Rachel spent the next week with two objectives in mind. One: to continue searching for the answer to a twenty-year-old murder case. Two: to spend as little time with Dean McMichaels as possible. The first had been easy enough because it was within her control. The second had proven to be more difficult. Dean acted as if nothing had happened, as if he hadn’t all but told her to back off, that he wasn’t interested in anything serious happening between them. She had to accept the fact that Dean probably flirted outrageously with every woman he met, that the sexual banter they had exchanged was simply par for the course for him. And all that garbage about him once having feelings for her was probably little more than a ploy to get into her pants. After all, he did have a reputation with the ladies, something she’d found out from others who knew him. Since his divorce, he had dated dozens of women. She figured she was just one more “date” to him.
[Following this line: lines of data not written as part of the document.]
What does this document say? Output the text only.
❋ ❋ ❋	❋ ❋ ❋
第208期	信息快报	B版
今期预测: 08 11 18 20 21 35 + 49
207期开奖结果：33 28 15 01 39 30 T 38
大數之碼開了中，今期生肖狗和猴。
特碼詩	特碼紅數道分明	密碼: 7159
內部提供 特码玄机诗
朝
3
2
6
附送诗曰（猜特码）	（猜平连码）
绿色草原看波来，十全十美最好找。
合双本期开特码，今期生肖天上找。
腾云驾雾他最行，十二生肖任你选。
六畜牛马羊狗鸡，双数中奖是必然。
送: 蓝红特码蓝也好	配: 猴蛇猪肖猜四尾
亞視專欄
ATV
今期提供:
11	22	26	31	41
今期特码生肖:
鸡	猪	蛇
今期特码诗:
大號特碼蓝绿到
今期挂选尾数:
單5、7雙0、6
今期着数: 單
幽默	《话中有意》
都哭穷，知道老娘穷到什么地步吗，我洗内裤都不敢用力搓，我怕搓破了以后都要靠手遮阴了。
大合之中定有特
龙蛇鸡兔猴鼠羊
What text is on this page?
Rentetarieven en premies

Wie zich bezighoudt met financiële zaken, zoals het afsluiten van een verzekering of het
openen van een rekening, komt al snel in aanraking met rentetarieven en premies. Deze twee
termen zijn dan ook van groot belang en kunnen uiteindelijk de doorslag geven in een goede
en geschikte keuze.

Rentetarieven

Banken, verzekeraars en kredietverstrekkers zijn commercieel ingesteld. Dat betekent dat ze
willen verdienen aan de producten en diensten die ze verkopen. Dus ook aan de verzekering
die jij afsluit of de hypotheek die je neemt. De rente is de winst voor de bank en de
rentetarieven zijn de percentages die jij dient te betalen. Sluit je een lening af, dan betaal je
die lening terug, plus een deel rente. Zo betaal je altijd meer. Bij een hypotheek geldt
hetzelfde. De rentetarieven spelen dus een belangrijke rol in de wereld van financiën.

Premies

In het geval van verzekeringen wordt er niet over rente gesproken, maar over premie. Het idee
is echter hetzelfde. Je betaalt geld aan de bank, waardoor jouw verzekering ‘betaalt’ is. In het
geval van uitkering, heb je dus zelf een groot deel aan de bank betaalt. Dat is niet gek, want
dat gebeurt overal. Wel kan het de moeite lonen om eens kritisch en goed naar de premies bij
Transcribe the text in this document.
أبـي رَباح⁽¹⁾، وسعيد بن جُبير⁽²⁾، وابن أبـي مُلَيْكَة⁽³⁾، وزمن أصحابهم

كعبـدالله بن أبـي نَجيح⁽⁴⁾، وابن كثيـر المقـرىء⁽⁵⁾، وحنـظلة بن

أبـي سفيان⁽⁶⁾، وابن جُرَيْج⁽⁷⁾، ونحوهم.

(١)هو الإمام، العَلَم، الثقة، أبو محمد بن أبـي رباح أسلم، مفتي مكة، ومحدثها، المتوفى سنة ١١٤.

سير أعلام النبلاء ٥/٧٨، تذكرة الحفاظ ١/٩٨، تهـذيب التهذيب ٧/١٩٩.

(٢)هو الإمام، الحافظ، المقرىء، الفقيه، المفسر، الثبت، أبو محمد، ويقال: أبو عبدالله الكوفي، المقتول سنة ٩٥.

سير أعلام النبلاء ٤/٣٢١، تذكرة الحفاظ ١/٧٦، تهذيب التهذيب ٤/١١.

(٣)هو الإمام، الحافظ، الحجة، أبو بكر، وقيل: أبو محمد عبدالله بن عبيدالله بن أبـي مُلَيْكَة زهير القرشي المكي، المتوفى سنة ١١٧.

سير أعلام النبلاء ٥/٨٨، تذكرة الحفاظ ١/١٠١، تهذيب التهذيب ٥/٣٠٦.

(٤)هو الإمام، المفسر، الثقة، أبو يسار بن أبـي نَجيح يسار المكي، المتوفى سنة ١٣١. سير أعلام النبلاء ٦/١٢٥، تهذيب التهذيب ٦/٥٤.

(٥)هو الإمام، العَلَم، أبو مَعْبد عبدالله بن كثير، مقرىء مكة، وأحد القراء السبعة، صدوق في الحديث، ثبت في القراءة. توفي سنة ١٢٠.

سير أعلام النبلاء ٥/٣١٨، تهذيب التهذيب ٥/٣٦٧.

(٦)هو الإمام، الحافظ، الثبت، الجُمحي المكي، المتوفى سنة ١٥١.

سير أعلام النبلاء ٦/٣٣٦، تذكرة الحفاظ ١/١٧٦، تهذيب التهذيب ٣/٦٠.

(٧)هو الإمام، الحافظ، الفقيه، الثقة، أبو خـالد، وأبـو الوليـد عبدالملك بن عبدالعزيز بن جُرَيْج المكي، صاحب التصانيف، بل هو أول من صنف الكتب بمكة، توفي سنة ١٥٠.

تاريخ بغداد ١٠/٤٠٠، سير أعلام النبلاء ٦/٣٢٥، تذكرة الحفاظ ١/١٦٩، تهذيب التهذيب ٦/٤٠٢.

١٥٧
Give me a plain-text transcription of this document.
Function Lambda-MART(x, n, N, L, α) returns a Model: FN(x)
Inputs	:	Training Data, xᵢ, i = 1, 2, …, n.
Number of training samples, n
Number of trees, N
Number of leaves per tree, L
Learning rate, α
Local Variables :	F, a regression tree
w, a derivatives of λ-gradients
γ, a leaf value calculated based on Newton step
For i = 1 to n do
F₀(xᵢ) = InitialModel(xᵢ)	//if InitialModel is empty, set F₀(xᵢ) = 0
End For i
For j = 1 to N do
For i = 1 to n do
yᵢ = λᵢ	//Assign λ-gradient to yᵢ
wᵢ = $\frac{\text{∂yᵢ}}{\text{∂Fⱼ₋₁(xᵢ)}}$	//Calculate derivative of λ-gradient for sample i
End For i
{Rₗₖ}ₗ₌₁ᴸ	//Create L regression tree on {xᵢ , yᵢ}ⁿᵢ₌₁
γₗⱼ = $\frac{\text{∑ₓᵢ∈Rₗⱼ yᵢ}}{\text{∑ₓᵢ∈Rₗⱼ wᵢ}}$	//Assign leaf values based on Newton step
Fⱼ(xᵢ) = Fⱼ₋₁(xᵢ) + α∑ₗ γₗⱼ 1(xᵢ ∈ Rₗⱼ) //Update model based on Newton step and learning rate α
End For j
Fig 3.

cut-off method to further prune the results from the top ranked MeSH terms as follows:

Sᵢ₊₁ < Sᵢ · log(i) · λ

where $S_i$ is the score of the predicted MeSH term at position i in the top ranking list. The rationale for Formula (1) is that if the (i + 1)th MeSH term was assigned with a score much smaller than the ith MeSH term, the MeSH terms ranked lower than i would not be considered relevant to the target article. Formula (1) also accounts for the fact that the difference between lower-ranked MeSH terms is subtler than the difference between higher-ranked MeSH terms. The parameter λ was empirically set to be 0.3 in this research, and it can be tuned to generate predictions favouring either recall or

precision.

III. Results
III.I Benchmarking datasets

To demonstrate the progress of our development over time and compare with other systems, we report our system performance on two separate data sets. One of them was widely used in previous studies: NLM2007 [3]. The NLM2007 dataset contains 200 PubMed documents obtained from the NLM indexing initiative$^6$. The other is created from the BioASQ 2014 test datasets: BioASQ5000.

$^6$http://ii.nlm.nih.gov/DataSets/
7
Apparently he had realized she was beginning to fall in love with him, and that was the last thing he wanted. Okay. Fine with her. It wasn’t as if she couldn’t live without him. Her feelings for him hadn’t deepened that much that fast.

Or had they?

If she wasn’t hung up on the guy, why did she feel as if he had slapped her in the face with a major rejection? Why did she get tight knots in her stomach whenever he was around? Why did she catch herself daydreaming about him?

Because you’re an idiot!

Rachel’s cell phone rang. She picked it up from where she had placed it on her desk here at headquarters, checked caller ID, and hesitated when she didn’t recognize the number. Another cell phone coming off a Portland tower.

She flipped open her phone and identified herself immediately.

Silence.

“Hello. Is anyone there?”

Breathing. Heavy breathing.

This is ridiculous. “Look, if you have the wrong number, just say so or hang up.”

“I have the right number,” a disguised voice said. Rachel immediately knew that whoever was on the other end of this conversation was using some type of voice-altering device, just as he or she had done for other calls. Those voice-altering things could be bought just about anywhere for little to nothing or for hundreds of dollars. Trying to trace who might have bought one in the past few months would be time consuming. A fruitless endeavor.

“Who is this and what do you want?” Rachel kept her voice calm and even.

“Someone is going to die.”

Every nerve in Rachel’s body came to full alert. Reacting as the professional she was, she asked, “Is that right? Are you going to kill them?”

“Yes, I am. Just like I killed Jake.”

Rachel’s heart lodged in her throat. Was she really speaking to Jake Marcott’s killer? “Did you kill Haylie and Aurora?”